L'escouade anticollusion de Jacques Duchesneau aurait été la cible d'une opération d'espionnage électronique illégale, comprenant une tentative d'intrusion dans son système informatique relié à la Sûreté du Québec, a appris La Presse. Qui se cache derrière ces gestes: un entrepreneur? Une firme de génie-conseil? Le crime organisé? La police enquête.

Bien sûr, officiellement, et c'est toujours la règle, ni la Sûreté du Québec qui a le dossier entre les mains ni l'Unité provinciale anticorruption (UPAC), de qui relève désormais l'équipe d'enquêteurs de Jacques Duchesneau, n'ont voulu «confirmer ou infirmer» l'existence de cette enquête.

Selon les informations glanées auprès de sources dignes de foi, la première tentative se serait déroulée il y a quelques mois, après que l'unité de Jacques Duchesneau eut troqué ses ordinateurs du ministère des Transports pour un système de la Sûreté du Québec. C'est à ce moment qu'il y aurait eu tentative de piratage des données. La sécurité aurait toutefois bien fonctionné puisque le système s'est bloqué.

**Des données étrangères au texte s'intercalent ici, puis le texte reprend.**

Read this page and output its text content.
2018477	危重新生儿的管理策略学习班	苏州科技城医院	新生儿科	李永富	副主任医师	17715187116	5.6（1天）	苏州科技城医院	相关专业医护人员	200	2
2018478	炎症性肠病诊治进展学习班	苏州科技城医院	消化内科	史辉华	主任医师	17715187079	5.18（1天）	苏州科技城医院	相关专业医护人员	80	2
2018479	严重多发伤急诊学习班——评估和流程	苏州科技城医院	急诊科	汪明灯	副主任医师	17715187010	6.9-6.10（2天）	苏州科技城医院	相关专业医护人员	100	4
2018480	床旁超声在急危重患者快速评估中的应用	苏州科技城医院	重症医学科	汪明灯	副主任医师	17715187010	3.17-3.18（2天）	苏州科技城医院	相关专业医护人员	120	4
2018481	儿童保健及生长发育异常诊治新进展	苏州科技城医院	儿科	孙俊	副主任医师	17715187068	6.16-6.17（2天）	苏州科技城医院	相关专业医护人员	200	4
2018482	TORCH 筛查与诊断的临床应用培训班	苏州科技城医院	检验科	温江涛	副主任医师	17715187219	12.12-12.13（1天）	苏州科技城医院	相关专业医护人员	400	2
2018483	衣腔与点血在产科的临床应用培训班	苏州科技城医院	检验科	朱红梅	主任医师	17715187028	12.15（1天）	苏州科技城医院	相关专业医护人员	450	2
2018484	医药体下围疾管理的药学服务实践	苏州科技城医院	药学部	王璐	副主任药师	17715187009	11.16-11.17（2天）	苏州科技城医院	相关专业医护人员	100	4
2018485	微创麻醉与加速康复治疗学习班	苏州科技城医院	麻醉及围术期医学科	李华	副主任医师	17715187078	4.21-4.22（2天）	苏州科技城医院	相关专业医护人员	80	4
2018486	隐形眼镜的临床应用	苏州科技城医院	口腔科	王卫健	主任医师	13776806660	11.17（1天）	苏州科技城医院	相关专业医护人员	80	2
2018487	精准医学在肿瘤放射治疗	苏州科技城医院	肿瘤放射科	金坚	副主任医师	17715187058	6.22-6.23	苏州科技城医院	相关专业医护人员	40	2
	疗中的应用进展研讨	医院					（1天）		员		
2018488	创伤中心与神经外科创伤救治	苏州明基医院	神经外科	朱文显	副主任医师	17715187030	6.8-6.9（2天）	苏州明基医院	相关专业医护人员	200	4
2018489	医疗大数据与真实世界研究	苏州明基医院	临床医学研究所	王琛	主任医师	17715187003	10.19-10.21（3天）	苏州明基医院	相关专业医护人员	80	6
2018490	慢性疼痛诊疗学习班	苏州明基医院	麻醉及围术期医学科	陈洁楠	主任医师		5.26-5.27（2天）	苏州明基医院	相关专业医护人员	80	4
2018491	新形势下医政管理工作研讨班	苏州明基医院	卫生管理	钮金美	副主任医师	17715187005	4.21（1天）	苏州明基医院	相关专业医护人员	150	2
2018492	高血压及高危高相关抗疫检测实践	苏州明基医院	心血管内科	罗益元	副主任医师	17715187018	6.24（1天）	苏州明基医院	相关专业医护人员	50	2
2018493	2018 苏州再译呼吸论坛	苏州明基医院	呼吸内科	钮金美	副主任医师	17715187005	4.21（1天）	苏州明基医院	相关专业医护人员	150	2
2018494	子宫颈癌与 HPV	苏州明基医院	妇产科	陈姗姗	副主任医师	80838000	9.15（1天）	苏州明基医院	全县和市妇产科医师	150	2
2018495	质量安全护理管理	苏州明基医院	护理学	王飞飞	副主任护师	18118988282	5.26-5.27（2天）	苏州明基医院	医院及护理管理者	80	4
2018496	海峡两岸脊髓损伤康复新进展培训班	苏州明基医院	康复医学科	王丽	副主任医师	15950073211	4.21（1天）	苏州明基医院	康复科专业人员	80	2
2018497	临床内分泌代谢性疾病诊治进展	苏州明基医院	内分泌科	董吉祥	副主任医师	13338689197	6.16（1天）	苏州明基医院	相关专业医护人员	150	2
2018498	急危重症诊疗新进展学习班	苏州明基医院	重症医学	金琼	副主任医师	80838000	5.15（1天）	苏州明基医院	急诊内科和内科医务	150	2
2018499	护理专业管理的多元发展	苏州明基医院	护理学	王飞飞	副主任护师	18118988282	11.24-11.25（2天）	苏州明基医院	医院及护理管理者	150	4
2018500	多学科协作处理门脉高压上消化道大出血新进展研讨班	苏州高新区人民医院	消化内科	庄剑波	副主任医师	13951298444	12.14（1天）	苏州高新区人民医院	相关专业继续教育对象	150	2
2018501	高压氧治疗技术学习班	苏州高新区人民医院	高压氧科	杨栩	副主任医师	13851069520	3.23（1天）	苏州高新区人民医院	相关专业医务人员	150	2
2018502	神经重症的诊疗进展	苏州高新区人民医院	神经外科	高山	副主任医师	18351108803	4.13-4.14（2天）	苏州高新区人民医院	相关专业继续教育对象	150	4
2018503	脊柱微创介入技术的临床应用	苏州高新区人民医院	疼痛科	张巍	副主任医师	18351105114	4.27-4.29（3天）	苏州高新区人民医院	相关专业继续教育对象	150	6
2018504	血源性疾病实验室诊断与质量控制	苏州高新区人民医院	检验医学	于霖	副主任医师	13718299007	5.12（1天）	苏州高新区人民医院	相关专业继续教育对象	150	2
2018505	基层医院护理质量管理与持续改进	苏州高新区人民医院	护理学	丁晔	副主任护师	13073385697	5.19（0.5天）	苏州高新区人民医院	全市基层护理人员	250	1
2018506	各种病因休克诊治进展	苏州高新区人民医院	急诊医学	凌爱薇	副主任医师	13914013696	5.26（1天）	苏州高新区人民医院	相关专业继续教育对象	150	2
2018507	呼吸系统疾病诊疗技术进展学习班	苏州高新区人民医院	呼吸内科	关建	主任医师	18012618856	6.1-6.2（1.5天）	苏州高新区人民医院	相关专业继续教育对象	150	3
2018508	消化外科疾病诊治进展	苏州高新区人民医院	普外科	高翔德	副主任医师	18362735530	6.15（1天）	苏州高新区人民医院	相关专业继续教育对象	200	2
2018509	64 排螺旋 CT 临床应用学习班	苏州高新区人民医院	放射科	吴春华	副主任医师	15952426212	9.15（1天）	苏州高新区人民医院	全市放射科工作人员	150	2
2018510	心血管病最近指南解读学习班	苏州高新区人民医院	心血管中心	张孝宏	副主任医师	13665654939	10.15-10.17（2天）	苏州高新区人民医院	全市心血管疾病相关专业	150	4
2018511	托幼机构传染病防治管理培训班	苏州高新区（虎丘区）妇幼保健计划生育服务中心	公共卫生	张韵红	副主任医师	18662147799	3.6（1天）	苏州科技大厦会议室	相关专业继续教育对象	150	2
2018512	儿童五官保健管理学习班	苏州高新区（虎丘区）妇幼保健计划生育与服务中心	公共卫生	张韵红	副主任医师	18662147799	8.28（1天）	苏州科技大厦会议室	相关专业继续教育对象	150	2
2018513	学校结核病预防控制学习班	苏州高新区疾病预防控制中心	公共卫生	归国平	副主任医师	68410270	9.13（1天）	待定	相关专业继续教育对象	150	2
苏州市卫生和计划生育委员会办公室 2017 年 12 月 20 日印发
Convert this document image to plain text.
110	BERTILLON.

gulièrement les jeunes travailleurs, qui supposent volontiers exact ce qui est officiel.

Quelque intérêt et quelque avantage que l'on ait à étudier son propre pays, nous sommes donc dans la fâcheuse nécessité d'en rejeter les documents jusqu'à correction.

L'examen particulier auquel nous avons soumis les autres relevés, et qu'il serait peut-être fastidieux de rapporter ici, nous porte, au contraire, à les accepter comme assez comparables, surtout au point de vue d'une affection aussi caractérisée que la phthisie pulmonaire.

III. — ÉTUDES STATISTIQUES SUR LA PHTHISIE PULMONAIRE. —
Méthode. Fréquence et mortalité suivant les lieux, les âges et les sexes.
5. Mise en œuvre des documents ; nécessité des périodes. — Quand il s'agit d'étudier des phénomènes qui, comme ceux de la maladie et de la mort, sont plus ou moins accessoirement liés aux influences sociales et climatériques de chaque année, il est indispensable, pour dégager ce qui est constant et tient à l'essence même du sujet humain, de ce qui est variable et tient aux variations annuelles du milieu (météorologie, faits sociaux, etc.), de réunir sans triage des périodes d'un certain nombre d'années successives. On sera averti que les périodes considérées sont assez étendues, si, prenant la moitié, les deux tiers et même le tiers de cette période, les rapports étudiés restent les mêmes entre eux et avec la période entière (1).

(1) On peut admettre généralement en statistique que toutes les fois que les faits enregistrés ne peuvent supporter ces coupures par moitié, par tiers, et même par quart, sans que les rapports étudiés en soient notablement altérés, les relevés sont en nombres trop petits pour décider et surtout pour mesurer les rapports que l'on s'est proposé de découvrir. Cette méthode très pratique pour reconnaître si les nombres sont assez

Il n'a pas été possible de savoir si le pirate a quand même eu l'occasion d'accéder à des informations sensibles.

L'autre fait troublant est survenu au printemps dernier. Peu avant la tenue d'une réunion de chantier à laquelle devaient participer des membres de l'unité anticollusion, un ingénieur a découvert un micro-espion caché sous sa table. Il s'agissait d'un dispositif avec émetteur. Plusieurs dispositifs perfectionnés sont offerts sur le marché. Certains intègrent même une carte SIM, ce qui permet d'«appeler» le micro-espion de n'importe où sur la planète.

Dans ce cas-ci, les policiers vont devoir vérifier si cet ingénieur a été la victime d'une opération d'espionnage industriel commanditée par un concurrent, ou bien si l'Unité anticollusion était plutôt la cible principale. Ou les deux.

Ce qui ne serait pas étonnant tant les intérêts financiers en jeu sont importants.

«Univers clandestin»

Comme Le Devoir et La Presse l'ont déjà rapporté au cours des derniers mois, l'escouade Duchesneau, fondée en février 2010, semblait déranger certains joueurs importants de la construction. Faut-il y voir une relation de cause à effet? Les prix des soumissions auraient chuté en moyenne de 10 à 20% dans les derniers mois. Anecdote symptomatique de la méfiance et de la crainte qui règnent désormais dans l'industrie de la construction et le monde municipal: un entrepreneur a éprouvé d'énormes difficultés à distribuer ses cadeaux lors des dernières fêtes de fin d'année, nous a-t-on dit. En fait, les trois quarts de ses «clients» ont préféré passer leur tour.

L'unité de Jacques Duchesneau a remis son rapport de près de 70 pages, aux conclusions dévastatrices, peu avant l'entrée en fonction du nouveau ministre Pierre Moreau début septembre. La Presse et Radio-Canada ont fait largement état de ce document-choc qui dresse un portrait sombre de la construction au Québec, industrie au sein de laquelle se serait infiltré un «empire malfaisant», pour reprendre les termes employés par Jacques Duchesneau en préambule. «Nous avons ainsi découvert un univers clandestin et bien enraciné, d'une ampleur insoupçonnée, néfaste pour notre société aussi bien sur le plan de la sécurité et de l'économie que sur celui de la justice et de la démocratie.»

Ce rapport ne dévoile aucun nom d'individu ou d'entreprise, car ce n'était pas son objectif, a rappelé le ministre des Transports. Il a aussi révélé que plusieurs cas suspects détectés par les enquêteurs du ministère des Transports au fil de leurs recherches ont été transmis par les enquêteurs du Ministère aux policiers de l'escouade Marteau, seuls habilités à mener une enquête criminelle.

La porte-parole de l'UPAC a confirmé vendredi à La Presse que 13 dossiers avaient été confiés à la police.

L'organisme dirigé par le commissaire Robert Lafrenière dément ainsi les informations divulguées par certains médias qui indiquaient au contraire que la police n'avait reçu aucune information de l'escouade Duchesneau.